Richard nie czekając przyzwał do siebie Miśka by poczuć się bezpiecznie, a następnie Kuzyna Miśka by bezpiecznie mógł poczuć sie również jego nowy towarzysz. Nastepnie ściśnięty w nowopowstałym tłumie druid przewrócił wiaderko, usiadł na jego spodzie i rzucił: -To może ja zrobię zwiad, co?
Max skinął głową i sam także skupił się na magii płynącej w tym budynku. Uznał, że warto do tego wykorzystać swoją bransoletę, aby poznać rodzaj i zakres magii zastosowanie przez nekromantę. Potwierdziło się jedynie przypuszczenie, że cokolwiek to jest, jest na dole. Zła aura była zbyt... zbyt gęsta, żeby cokolwiek przez nią zbadać.
Richard zaś zamruczawszy cos pod nosem wyciąął śliczną buteleczkę a następnie otworzywszy ją spojrzał wprost przed siebie, gdzie ujrzał swego kochanego, słodziutkiego, wiernego sylfa. Zapytał go więc: -Mógłbys się rozejrzeć? Jakby coś było nie tak wołaj to Miśki przyjdą ci na pomoc.


Eteryczna, ledwie widoczna istotka momentalnie zniknęła. Nie było jej może pół minuty, a kiedy wróciła, oznajmiła, że nikogo nie widziała w tym budynku - jakby był opuszczony. Cały.
Okej. To było trochę niespodziewane. Cóz, chyba i tak było trzeba iść do tej piwnicy....- To co, idziemy? - zaproponował, po czym rzucił do Miśka: -Jak wejdziemy rozwal ścianę z rurą od wody.
- Czemu nie - odpowiedział i ruszył w stronę schodów.
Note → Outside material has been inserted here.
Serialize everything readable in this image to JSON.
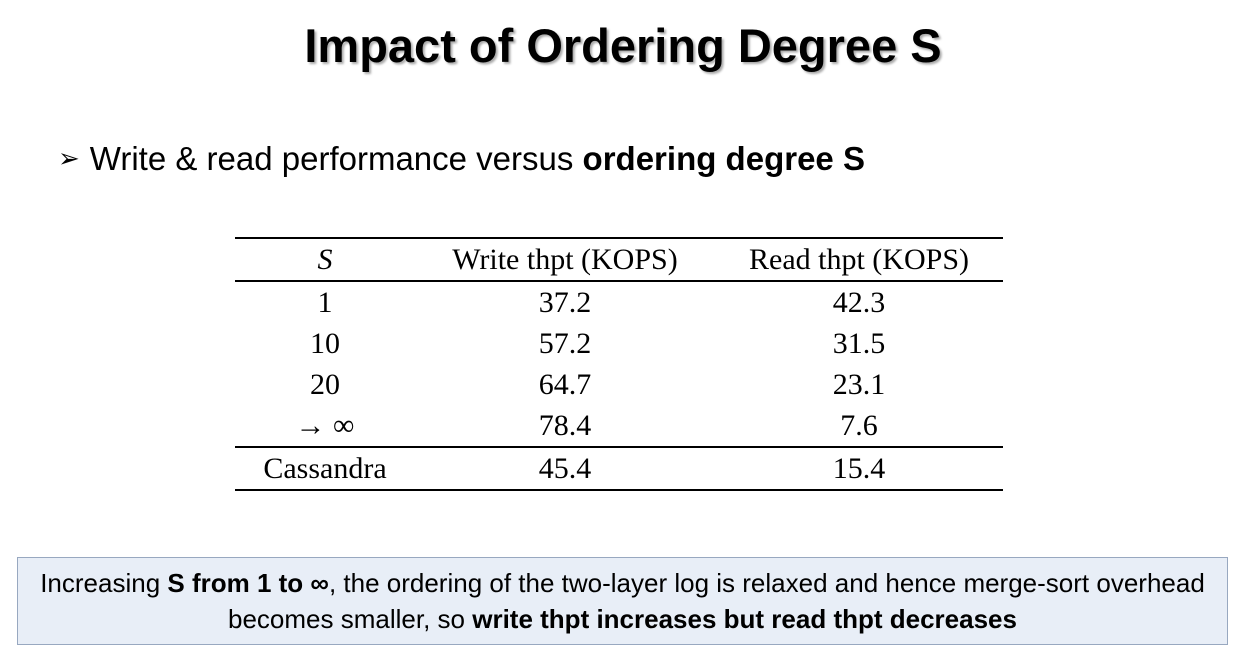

Zeszli wąskimi schodami, na których Misiek i Kuzyn Miśka z ledwością się mieścili. Okazało się, że w piwnicy jest stosunkowo jasno – niewielkie okienka dawały zaskakująco dużo światła.
Pomieszczenie było duże i wyglądało, jakby ktoś dodatkowo je powiększył, burząc jedną ze ścian. Ze szczątków wystawały rury, jednak nie ciekła z nich woda, a powietrze było suche.
Pierwszy wyszedł Max, tuż za nim Kuzyn Miśka, potem Richard, a końcówkę obstawiał Misiek. Magowie nie zauważyli kręgu, dopóki weń nie weszli, a wtedy było już za późno.
Potężna bariera wyrosła momentalnie, odcinając ich od świata zewnętrznego. Misiek, który nie został w nią złapany, pozbawiony nieoczekiwanie mocy pana, rozpadł się w kupkę gruzu.
- Mam cię – powiedział głos i zza jednej z kolumn wyszedł mężczyzna odziany w skórzany płaszcz i kapelusz. W jednej ręce trzymał długą, zaopatrzoną w runy laskę, w drugiej... pistolet?


Oczywiście można było maga zabić bronią zwykłych ludzi... ale... nikt takich metod nigdy nie stosował! Wywoływało to zbytnie zamieszanie, chociaż Max słyszał kiedyś, że kilku członków z rady zaczęło interesować się bronią palną.
Mężczyzna spojrzał na pochwyconych i uniósł zdumiony brwi, jednak nic nie powiedział.